FORDI - DERFOR - SÅ
As you probably noticed from this week’s texts, the use of FORDI, DERFOR and SÅ might seem a bit confusing.
Let’s try to simplify this!
Fordi indicates reason.
It is a subordinating conjunction and starts a subordinate clause.
You might review our video about subordinates again, if you want.
Here are some examples:
|Han rydder fordi dokka liker å ha det ryddig.||He cleans up because the doll likes it to be tidy.|
|Barna klapper fordi de liker forestillingen.||The children clap their hands because they like the show.|
|Fordi dokka liker å ha det ryddig, rydder han.||Because the doll likes it to be tidy, he cleans up.|
|Fordi de liker forestillingen, klapper barna.||Because they like the show, the children clap their hands.|
Derfor indicates consequence and is an adverb.

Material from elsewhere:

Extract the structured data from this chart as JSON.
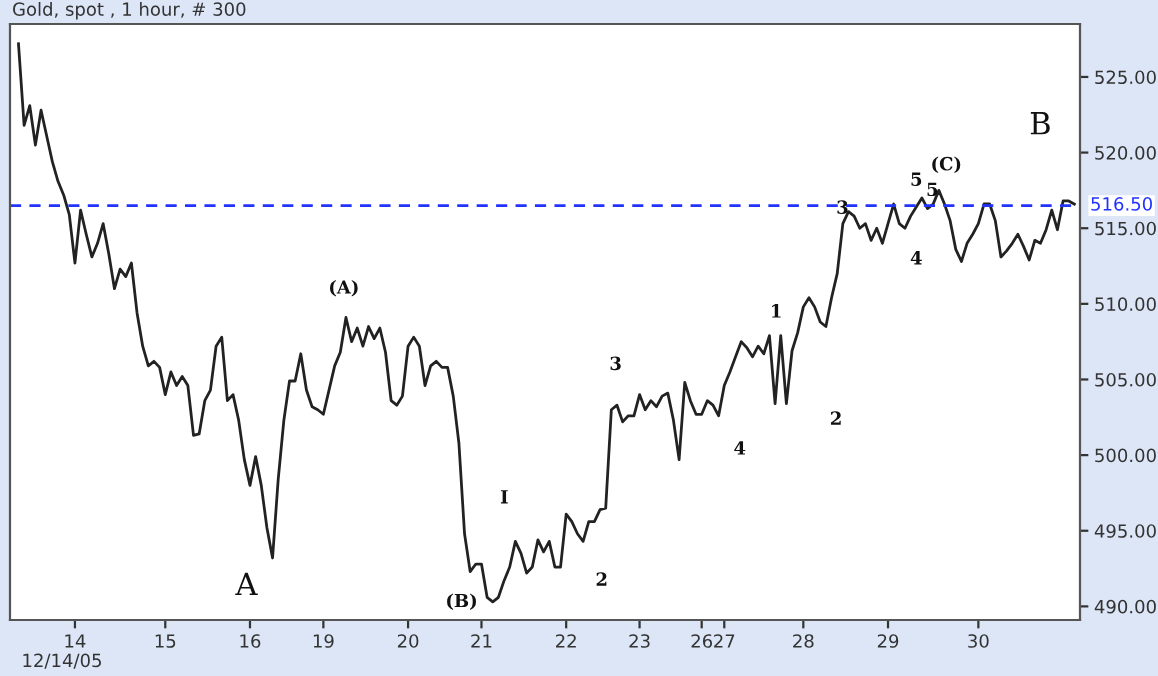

Derfor is followed by the verb and then the subject (inversion):
|Dokka liker å ha det ryddig. Derfor rydder han.||The doll likes it to be tidy. Therefore, he cleans up.|
|Barna liker forestillingen. Derfor klapper de.||The children like the show. Therefore, they clap their hands.|
Different types of words sometimes have the same form and are, therefore, a bit confusing. The form SÅ is one of these:
1) SÅ = then, afterwards
This type of SÅ is an adverb.
|Etter lunsj dro vi til Akershus festning. Så gikk vi til Rådhuset.||After lunch we went to Akershus fortress. Then we went to the City Hall.|
2) SÅ = so, very
This type of SÅ is also an adverb. It is normally placed in front of adjectives:
|Det var så interessant på Vikingskipshuset.||It was so interesting at the Viking Ship Museum.|
3) SÅ = so, for that reason
This type of SÅ is a conjunction.
The conjunction is followed by a main clause:
|Peter har ikke møtt Evas familie før, så han er litt nervøs.||Peter has not met Eva’s family before, so he is a bit nervous.|
4) SÅ = saw
SÅ can also be the past tense of the verb å se (to see):
|Vi så et stykke av Henrik Ibsen.||We saw a play by Henrik Ibsen.|
We hope this was helpful!
But the best way to learn is to try to come up with some sentences on your own.
Play around with the language and see what happens!